Outre les financements internes, il existe de nombreux dispositifs de subvention. Citons notamment :


  

  • Les études portant sur l’égalité professionnelle et l’égalité des chances entre les femmes et les hommes peuvent, pour toute entreprise de moins de 300 salariés, être subventionnées par l’Etat.
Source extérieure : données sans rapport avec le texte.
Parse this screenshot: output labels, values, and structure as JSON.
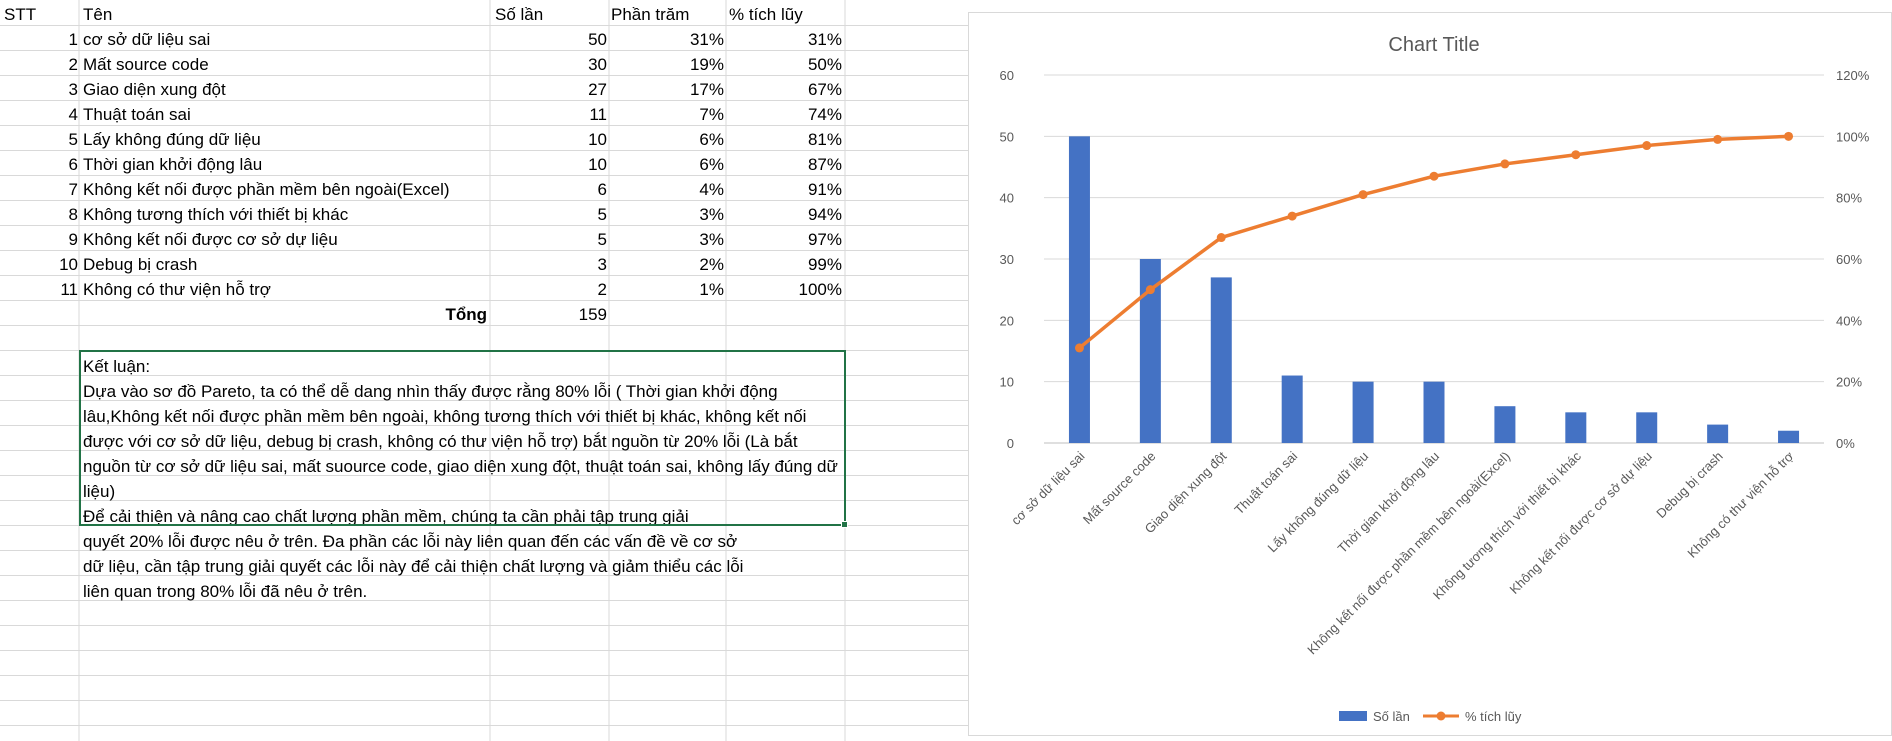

L'aide financière de l'Etat est au plus égale à 70 % des frais d'intervention hors taxe du consultant chargé de l'étude et ne peut excéder 10 700 euros ;


  

  • Les actions de prévention de la pénibilité peuvent être financées par le « Fond national de soutien relatif à la pénibilité » créé par la loi du 9 novembre 2010 sur la réforme des retraites, ce fonds contribue. L'apport du fonds est plafonné à 100 000 euros par projet et par entreprise. Le montant global des aides publiques, apport du fonds compris, ne peut dépasser 70% des coûts totaux du projet relatifs aux thématiques couvertes par l'appel à projets.



Concernant l’expertise « nouvelles technologies » : le fiancement de l’expertise revient à l’entreprise (article L. 2325-40 du Code du travail).

Dans quel délai est réalisé ce type d’expertise ?

Le délai est décidé de manière contractuelle sur accord entre l’expert, l'employeur et la majorité des membres élus du comité.

  

De quels moyens dispose l’expert ?

Concernant les expertises libres : L'expert choisi par le CE ou le CCE dispose des documents détenus par celui-ci. Il a accès au local du comité et, dans des conditions définies par accord entre l'employeur et la majorité des membres élus du comité, aux autres locaux de l'entreprise (article L. 2325-41 du Code du travail).


Concernant l’expertise « nouvelles technologies » : L'expert a libre accès dans  l'entreprise (article L. 2325-39 du Code du travail). Il dispose du même niveau d’information que le CE ou le CCE : les éléments d'information sur ces projets et ses conséquences sur l'emploi, la qualification, la rémunération, la formation ou les conditions de travail et le plan d'adaptation (articles L. 2323-13, L. 2323-14 et L. 2325-38 du Code du travail).